When Stefanie & I started @DellOutlet, it was a test. I had faith Twitter would eventually grow to be an important communication and relationship channel, but our first offers had a total of zero sales. Yet, we persisted because we found that people were discovering the Dell Outlet via Twitter who weren't aware of us before - and at a time when the majority of folks on Twitter were early adopter digerati, so it seemed that branding was going to be very positive. Completely agree, though, that in the end it's the combination of both giving customers something they value, in this case a great deal, and responding to their questions and concerns that has made our little experiment so successful.
I think it's also great we've showcased who the people are behind our Twitter accounts. The fact that you can talk to Stefanie (@StefanieatDell), of @DellOutlet, or you (@LionelatDell) or Richard Binhammer (@RichardatDell) directly and not just to a Dell logo implies a personal, human connection that helps turn us into that "Mom & Pop" shop Manish referred to in his post.

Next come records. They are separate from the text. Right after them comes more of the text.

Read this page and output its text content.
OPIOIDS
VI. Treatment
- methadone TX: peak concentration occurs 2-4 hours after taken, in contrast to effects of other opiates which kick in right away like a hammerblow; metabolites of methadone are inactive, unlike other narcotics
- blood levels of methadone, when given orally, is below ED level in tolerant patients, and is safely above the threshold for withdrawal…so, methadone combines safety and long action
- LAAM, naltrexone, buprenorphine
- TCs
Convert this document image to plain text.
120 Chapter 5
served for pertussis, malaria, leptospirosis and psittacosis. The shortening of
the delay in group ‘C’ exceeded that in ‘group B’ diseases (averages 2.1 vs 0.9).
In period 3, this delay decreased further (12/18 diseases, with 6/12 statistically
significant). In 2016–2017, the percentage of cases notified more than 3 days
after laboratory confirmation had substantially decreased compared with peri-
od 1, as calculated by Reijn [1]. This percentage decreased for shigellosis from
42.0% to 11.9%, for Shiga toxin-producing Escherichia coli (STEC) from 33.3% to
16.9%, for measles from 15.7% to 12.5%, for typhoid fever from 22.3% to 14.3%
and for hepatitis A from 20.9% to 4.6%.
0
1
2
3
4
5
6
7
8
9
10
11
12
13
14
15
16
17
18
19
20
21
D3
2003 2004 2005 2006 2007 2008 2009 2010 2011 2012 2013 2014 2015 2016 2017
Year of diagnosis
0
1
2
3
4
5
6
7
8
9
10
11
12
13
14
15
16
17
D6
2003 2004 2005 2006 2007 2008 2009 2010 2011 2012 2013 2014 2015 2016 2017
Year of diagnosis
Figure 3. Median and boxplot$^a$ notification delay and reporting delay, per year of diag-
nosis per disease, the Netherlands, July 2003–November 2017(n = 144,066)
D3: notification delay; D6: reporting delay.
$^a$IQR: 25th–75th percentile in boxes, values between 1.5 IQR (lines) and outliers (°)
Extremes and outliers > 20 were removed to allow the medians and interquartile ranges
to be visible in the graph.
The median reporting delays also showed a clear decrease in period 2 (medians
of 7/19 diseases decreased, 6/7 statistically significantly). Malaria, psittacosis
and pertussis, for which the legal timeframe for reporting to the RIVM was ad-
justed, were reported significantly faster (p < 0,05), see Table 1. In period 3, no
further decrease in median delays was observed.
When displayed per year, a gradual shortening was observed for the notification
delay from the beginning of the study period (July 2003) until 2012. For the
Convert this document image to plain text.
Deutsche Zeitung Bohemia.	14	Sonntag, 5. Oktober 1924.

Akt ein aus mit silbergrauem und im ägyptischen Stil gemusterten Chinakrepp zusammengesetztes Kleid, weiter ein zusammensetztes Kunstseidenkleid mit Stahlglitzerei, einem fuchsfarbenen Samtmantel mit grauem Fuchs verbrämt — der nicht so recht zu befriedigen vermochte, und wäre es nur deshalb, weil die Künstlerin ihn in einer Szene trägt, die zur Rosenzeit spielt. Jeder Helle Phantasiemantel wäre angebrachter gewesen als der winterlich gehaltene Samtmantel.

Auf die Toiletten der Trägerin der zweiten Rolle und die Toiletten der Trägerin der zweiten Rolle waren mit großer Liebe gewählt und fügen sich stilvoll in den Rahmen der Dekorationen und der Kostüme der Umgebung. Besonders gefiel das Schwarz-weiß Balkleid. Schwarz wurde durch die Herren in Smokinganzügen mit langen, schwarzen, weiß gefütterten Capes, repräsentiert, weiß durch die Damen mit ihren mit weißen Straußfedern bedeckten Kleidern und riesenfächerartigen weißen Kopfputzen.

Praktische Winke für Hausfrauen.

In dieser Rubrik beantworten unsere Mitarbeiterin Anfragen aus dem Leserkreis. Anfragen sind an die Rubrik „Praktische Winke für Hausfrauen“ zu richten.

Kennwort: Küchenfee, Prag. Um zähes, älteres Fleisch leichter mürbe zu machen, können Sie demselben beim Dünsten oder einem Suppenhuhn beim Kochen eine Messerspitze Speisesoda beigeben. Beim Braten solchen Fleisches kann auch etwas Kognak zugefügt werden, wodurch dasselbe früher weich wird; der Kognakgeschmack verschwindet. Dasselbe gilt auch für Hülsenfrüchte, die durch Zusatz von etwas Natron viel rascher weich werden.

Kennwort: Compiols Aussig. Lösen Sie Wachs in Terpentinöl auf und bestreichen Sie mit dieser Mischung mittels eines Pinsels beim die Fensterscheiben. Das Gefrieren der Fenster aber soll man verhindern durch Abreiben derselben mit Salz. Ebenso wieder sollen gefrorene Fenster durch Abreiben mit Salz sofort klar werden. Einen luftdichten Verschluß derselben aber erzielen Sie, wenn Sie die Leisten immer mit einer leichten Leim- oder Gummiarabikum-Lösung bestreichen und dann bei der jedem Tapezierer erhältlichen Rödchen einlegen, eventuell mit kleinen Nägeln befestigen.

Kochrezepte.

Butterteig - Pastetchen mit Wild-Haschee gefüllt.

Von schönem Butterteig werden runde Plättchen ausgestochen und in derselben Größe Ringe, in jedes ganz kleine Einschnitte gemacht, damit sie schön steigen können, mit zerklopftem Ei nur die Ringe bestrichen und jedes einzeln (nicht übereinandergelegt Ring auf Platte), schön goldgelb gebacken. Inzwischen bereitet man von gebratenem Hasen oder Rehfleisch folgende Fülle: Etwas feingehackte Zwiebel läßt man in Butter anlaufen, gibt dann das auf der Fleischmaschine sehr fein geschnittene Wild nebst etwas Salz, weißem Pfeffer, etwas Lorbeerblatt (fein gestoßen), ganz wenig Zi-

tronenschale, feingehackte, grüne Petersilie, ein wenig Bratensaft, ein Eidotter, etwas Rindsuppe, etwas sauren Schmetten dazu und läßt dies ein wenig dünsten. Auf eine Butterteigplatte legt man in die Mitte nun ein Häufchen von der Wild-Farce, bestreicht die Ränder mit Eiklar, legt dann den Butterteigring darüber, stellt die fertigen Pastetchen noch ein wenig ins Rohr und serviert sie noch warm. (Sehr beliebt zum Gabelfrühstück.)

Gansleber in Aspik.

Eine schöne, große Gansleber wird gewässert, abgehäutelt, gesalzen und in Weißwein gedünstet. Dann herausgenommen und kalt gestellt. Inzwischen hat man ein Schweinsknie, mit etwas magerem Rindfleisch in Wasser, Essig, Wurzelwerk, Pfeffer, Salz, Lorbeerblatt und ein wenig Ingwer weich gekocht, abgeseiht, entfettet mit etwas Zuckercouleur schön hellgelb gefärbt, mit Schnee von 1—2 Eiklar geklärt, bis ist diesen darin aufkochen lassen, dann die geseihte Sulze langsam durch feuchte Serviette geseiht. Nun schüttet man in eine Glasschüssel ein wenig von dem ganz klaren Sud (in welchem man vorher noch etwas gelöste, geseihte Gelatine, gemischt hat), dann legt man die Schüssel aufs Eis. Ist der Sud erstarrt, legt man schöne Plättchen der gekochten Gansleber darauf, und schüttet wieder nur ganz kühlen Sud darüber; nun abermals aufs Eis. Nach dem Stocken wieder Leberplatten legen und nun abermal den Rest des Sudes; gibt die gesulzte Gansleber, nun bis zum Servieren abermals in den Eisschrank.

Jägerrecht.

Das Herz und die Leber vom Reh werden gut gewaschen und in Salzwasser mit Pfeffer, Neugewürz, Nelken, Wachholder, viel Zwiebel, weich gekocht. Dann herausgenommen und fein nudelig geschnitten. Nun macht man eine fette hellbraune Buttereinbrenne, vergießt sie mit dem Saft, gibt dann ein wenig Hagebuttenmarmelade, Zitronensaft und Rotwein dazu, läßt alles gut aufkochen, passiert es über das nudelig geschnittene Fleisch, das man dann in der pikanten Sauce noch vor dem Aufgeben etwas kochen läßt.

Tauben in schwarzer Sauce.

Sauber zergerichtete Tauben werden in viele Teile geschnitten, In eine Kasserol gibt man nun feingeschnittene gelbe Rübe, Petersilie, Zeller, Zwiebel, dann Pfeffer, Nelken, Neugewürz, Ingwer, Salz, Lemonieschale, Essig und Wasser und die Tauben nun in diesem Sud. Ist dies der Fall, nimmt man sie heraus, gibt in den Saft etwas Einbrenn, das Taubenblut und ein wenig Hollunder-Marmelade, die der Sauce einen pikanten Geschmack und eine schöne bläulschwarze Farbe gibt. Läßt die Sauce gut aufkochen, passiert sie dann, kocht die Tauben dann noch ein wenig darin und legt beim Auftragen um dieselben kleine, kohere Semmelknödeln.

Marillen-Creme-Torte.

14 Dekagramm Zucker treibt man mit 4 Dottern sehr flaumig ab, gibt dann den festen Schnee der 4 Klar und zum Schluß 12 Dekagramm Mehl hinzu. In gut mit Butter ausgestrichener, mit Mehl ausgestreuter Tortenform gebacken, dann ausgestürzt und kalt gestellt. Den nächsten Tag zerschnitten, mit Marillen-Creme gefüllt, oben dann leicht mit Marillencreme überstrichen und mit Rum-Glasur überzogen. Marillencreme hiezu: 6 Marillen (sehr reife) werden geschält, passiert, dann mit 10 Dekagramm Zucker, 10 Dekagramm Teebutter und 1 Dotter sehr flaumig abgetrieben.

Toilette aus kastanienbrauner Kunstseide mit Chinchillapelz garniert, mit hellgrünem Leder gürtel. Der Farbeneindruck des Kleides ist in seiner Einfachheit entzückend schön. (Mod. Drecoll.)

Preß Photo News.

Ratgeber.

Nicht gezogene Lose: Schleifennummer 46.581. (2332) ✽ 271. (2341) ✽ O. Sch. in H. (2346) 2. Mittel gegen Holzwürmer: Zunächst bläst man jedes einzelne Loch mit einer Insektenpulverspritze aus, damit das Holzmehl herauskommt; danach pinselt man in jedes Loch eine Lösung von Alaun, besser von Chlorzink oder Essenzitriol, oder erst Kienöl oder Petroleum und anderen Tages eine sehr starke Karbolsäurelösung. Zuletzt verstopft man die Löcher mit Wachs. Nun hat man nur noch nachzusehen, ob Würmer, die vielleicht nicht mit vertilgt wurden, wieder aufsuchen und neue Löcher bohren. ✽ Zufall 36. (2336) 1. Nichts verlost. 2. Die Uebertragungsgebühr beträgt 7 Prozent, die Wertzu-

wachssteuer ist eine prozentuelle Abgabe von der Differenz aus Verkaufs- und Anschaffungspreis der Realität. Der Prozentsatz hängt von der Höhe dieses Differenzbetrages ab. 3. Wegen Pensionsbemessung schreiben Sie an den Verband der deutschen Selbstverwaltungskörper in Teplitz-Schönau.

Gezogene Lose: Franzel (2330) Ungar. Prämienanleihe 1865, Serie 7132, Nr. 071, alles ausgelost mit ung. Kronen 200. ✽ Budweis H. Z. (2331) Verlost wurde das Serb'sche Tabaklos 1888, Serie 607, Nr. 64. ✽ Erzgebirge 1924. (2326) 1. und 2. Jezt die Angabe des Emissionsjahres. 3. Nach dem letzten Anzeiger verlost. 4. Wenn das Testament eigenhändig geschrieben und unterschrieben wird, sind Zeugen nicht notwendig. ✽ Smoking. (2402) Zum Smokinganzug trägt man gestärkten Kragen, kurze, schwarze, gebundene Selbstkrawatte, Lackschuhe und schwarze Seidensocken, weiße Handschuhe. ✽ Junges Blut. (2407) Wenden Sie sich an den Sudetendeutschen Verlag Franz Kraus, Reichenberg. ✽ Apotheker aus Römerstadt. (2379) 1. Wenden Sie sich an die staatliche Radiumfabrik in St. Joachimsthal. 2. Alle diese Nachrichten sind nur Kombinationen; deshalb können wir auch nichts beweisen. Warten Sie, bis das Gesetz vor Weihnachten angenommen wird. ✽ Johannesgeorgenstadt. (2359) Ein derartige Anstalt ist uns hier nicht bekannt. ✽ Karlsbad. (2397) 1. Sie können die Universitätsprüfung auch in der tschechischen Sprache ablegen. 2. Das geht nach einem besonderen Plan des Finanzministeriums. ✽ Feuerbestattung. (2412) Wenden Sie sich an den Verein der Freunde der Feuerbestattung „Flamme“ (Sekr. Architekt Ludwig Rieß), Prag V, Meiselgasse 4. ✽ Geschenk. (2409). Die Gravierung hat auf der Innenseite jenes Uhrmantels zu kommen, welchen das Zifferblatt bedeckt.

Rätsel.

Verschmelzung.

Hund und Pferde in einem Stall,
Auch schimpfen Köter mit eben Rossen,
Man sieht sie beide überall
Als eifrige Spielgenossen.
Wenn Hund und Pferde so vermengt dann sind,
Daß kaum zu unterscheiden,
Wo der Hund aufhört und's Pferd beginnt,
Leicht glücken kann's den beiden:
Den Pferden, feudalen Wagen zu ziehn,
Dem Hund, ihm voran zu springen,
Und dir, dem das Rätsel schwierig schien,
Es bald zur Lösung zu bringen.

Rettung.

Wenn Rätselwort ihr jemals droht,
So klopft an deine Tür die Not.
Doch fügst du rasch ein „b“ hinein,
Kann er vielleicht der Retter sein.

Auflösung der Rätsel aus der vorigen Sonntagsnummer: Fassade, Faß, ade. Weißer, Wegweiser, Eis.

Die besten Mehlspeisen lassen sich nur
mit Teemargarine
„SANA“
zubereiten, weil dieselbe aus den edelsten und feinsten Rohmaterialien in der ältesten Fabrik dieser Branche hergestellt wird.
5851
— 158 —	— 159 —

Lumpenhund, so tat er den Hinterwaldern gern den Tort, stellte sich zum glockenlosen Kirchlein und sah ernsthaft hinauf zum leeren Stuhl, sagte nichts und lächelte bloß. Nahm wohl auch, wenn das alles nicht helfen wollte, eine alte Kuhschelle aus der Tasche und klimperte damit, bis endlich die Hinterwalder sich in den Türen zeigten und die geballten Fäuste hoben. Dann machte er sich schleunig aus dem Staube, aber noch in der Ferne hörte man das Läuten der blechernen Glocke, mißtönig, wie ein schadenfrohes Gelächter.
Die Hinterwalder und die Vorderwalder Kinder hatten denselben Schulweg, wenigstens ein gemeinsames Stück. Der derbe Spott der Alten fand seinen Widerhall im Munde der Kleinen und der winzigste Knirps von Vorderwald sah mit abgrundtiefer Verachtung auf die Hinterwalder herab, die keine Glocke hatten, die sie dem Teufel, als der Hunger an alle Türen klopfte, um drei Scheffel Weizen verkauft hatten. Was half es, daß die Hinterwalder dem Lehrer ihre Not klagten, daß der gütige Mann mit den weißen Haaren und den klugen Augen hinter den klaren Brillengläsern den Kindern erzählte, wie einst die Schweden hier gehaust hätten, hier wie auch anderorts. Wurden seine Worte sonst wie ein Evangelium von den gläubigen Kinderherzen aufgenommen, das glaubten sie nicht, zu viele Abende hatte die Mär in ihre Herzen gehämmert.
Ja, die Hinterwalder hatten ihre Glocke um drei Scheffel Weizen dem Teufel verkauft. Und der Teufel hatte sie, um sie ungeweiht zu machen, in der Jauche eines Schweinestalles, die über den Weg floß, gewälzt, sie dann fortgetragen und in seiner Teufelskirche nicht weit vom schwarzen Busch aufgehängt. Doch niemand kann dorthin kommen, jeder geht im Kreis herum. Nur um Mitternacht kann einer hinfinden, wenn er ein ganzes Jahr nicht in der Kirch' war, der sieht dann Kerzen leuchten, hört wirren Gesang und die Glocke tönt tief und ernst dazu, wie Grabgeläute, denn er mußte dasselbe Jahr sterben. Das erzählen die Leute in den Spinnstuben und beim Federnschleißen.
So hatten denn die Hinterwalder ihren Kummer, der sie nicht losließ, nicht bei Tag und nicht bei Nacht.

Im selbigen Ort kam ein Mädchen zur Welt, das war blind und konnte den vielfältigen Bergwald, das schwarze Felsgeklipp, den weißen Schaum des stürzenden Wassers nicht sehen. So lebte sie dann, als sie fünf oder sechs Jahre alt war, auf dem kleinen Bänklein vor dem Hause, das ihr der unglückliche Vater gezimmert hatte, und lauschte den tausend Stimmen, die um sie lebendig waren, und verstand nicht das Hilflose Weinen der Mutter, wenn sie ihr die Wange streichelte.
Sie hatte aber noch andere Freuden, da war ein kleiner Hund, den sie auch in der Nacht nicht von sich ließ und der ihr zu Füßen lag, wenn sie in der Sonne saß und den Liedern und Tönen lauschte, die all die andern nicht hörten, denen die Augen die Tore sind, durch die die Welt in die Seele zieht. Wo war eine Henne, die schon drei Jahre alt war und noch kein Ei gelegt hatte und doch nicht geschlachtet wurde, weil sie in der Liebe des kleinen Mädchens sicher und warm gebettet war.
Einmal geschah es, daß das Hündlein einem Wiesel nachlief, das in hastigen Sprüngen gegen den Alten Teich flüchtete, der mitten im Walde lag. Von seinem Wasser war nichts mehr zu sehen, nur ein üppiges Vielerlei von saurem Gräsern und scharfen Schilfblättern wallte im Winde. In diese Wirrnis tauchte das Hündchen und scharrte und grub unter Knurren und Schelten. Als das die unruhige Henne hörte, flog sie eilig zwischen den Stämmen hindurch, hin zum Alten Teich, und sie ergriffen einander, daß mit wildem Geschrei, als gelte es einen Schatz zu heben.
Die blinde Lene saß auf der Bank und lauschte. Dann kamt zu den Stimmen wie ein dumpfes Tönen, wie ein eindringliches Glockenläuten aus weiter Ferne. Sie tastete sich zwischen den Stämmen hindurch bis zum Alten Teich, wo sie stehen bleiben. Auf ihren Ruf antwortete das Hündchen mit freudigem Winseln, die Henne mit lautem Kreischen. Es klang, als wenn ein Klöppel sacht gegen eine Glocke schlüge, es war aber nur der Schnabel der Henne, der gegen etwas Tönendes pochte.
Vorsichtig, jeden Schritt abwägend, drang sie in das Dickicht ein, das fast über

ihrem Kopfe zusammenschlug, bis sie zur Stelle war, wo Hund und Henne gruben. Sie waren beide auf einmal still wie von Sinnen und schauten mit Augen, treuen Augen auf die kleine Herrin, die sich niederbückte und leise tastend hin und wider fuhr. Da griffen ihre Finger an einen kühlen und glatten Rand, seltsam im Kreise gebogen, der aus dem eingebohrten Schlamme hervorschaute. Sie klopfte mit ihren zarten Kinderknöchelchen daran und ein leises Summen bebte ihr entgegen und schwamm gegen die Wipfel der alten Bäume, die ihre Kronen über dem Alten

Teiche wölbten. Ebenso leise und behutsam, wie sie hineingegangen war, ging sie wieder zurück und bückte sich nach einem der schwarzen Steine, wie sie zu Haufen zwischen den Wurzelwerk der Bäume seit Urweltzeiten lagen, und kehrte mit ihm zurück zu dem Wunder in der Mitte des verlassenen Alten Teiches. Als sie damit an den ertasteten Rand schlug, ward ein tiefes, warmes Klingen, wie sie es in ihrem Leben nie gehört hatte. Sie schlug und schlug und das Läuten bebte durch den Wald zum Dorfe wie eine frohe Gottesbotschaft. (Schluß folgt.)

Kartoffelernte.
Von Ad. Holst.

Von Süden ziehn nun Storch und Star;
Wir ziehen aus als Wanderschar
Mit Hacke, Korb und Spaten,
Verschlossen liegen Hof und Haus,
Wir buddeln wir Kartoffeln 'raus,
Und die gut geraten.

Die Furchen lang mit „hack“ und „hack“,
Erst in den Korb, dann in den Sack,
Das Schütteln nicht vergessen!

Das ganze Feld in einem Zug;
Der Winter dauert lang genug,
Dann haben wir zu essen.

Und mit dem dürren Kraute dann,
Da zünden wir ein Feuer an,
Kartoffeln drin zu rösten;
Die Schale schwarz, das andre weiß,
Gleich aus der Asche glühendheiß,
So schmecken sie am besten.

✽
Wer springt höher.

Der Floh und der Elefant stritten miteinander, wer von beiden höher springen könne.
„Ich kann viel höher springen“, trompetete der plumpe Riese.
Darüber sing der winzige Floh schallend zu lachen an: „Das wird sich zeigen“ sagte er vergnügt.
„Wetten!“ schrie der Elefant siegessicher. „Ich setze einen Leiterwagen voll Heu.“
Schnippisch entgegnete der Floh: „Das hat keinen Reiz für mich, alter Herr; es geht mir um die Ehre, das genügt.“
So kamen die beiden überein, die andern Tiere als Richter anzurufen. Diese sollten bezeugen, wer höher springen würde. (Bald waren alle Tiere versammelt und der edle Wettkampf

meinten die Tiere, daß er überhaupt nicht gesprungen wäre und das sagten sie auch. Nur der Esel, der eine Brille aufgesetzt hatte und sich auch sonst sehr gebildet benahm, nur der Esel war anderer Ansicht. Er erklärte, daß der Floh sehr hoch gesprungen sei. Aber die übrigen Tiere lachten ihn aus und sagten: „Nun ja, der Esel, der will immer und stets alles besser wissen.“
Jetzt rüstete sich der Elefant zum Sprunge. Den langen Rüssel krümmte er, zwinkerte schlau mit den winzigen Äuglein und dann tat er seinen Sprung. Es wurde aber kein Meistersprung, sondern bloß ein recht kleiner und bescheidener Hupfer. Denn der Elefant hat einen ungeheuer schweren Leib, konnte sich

Keep up the great work, team!
I'm getting the runaround about a system replacement for an M1330 that was promised me almost 2 weeks ago. I am getting nowhere with chat...do you have any recommendations for whom to contact next? I'm such a loyal customer this is so depressing to just have my problem go nowhere.
loungesong: Sorry for not responding. Please send me a private message with details of either your orginial service tag or the order number for your new system.